Source : collections BDIC

"Baillot (Cie de Mitrailleurs), tu [le] connaissais, tu trouvais qu’il ressemblait à un officier de marine"
"le capitaine Candillon (5ème)" 

"St Lieut Gonin (6ème) tu le connaissais – le petit aspirant
qui avait pris le thé avec ns et Getaz à Chartèves), Lieut. Jesson (7ème)"

"S/Lieut Mellinette (Cie de Mitrailleurs)" -  "le commandant"
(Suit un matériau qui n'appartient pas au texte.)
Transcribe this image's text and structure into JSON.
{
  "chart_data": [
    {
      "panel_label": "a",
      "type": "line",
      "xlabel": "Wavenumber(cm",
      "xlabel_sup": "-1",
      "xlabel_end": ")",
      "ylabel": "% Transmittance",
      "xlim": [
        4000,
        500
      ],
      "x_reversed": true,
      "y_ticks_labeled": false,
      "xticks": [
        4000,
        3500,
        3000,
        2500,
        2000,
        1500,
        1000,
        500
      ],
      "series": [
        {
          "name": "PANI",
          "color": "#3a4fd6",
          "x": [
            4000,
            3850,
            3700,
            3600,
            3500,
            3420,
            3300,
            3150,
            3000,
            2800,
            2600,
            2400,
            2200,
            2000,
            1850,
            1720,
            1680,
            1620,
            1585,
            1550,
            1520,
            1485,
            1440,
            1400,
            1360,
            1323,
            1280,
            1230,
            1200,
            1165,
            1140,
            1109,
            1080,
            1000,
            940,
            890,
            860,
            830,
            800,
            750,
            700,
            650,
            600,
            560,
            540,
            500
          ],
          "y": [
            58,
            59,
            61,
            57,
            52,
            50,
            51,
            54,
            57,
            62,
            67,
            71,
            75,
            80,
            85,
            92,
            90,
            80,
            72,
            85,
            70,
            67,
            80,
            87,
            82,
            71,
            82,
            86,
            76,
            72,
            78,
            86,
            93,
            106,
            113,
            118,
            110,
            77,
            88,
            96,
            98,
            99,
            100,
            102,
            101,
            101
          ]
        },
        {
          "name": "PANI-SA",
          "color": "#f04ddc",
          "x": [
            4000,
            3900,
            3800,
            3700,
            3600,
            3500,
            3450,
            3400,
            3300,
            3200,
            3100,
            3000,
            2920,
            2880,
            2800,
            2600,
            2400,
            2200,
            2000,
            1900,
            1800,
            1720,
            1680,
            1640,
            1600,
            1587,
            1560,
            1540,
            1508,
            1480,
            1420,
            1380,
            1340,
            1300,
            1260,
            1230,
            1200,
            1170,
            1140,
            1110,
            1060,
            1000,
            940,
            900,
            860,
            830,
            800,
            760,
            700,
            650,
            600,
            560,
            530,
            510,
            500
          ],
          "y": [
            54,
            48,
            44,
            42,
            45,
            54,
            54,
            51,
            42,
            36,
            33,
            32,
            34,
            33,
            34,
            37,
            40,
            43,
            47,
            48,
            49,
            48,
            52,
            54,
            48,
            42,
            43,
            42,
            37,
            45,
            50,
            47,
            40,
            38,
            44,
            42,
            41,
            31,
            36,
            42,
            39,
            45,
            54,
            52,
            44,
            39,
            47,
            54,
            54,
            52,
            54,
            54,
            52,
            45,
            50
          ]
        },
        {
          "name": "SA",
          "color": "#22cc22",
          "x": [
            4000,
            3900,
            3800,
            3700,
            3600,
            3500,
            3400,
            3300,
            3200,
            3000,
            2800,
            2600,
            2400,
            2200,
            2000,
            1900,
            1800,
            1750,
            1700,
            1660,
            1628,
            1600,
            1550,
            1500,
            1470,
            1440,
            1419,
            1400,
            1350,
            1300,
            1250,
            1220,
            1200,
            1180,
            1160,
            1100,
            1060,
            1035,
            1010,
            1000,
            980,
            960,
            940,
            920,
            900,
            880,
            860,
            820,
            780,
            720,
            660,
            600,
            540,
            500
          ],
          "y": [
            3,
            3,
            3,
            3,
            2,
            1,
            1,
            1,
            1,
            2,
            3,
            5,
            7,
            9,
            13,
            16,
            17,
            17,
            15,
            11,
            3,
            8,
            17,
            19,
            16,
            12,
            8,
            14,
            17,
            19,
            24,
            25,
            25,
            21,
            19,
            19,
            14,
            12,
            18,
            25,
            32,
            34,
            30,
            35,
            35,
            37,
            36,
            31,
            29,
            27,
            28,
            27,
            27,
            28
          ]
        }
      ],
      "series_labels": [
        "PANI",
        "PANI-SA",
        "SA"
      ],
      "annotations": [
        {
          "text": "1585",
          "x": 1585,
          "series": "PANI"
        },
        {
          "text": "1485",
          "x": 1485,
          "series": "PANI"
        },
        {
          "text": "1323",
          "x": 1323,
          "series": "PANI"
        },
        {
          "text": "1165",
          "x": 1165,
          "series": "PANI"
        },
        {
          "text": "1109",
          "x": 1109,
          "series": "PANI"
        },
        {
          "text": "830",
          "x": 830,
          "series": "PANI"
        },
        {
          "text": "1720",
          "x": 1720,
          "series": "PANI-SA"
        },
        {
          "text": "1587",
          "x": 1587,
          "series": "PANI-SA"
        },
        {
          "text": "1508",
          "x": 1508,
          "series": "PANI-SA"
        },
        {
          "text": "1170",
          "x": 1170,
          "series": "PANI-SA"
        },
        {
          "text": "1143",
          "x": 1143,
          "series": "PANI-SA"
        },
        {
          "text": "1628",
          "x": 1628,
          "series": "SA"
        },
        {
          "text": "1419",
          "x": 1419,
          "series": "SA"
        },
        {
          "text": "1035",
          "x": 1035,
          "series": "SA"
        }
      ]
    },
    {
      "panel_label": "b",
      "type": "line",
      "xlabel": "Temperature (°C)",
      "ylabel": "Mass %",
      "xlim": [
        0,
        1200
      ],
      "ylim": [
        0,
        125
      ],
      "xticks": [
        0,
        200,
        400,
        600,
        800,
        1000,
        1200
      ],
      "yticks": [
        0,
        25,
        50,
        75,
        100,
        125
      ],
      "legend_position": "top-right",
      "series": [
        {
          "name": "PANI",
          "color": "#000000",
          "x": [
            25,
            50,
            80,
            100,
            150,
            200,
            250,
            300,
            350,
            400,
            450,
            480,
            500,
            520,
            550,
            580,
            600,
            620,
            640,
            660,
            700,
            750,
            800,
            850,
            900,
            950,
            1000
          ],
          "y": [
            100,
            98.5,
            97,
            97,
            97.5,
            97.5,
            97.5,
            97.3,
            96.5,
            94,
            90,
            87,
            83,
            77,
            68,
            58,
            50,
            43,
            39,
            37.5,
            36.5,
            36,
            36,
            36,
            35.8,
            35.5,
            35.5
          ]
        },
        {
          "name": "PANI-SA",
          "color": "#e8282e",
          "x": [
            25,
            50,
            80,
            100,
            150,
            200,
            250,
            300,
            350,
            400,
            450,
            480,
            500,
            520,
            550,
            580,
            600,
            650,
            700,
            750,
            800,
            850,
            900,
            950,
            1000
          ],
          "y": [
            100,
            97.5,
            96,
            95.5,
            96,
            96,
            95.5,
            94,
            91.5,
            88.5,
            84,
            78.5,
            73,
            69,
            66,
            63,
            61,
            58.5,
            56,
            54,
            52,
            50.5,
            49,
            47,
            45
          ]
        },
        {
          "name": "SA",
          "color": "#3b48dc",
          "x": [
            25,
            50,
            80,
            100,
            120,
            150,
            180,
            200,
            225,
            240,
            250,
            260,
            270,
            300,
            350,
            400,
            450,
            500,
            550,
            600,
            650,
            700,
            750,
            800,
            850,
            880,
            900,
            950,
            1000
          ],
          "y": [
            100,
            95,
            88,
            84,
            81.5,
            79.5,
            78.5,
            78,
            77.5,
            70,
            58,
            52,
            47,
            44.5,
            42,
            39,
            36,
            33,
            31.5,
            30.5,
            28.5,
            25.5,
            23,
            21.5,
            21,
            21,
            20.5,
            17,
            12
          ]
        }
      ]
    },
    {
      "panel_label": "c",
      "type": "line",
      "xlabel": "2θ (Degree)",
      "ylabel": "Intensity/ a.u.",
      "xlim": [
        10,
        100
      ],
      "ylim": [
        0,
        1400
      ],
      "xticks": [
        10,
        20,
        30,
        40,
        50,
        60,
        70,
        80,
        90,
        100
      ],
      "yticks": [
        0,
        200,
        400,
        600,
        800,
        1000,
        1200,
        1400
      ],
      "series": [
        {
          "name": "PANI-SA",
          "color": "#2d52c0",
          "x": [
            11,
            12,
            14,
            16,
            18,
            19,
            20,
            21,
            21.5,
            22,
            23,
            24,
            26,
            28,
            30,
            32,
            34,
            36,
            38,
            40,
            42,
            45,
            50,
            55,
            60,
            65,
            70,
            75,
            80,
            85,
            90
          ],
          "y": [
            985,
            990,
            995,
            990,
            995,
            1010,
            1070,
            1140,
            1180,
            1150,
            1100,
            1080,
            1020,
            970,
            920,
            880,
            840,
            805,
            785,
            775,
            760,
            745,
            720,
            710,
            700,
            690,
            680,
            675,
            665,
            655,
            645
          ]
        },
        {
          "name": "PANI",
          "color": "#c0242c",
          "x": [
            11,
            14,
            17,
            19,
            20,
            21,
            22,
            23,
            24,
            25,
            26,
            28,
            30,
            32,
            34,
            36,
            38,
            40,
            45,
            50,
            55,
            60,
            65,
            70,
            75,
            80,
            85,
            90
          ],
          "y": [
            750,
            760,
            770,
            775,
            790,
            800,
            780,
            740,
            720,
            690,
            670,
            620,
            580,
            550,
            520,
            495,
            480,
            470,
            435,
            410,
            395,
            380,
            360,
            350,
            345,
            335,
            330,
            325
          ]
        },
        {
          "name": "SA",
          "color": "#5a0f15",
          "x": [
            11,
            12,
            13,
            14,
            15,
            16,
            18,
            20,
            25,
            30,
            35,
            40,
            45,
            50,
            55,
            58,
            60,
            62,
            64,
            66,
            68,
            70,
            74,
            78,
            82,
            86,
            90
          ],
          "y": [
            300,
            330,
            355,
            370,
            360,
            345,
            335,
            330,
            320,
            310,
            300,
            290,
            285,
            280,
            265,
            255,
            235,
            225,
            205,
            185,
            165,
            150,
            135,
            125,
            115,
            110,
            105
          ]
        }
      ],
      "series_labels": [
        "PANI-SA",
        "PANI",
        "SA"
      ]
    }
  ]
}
"Soula, off. du canon de 37 tué"

"etc, etc." ... les deux autres officiers du régiments tués le 16 avril

"etc, etc." ... les deux officiers du régiments tués le 17 avril,
et tous les autres, jamais nommés.
           Au bout d’une demi heure le regiment se trouvait presque sans officiers et sans commandement. Petit à petit les choses se sont retablies. Le Commandant du 1er Baton [Adrien] Perret a pris le commandement du regiment. Malgrès nos pertes et nos fatigues nous avons attaqué de nouveau le lendemain soir et ds la nuit les boches lachaient le terrain…. et quel terrain.
Je me suis trouvé par hasard au petit jour en première ligne devant un terrain vide. Souvenirs inoubliables…. je ne puis pas tout raconter. J’ai penetré dans un abri somptueux où j’ai trouvé un poste de secours rempli de boches blessés, d’infirmiers boches et des blessés de chez nous qu’ils avaient fait prisonniers la veille en contre attaquant. A coté un poste de commandement très bien meublé rempli de cigares, de liqueurs, de provisions de bouche, etc. Nous avons encore poursuivi les boches toute la matinée, presque atteint le Chemin des Dames. Le soir, absolument fourbus, ns étions bien en reserve, le lendemain soir toute la division était relevée.
            Excuse cette lettre idiote, je suis absolument abrutti.
Je t’ai bien dit que je n’étais pas avec le Bataillon pour l’attaque, mais avec le colonel [Théron]. Pour moi, ma mission a été beaucoup plus fatigante que dangereuse.
Je suis rentré ce matin à ma Cie. Par miracle, pas un seul tué à ma section, mais des masses de blessés. L’artillerie boche était musclée, rien que des mitrailleurs.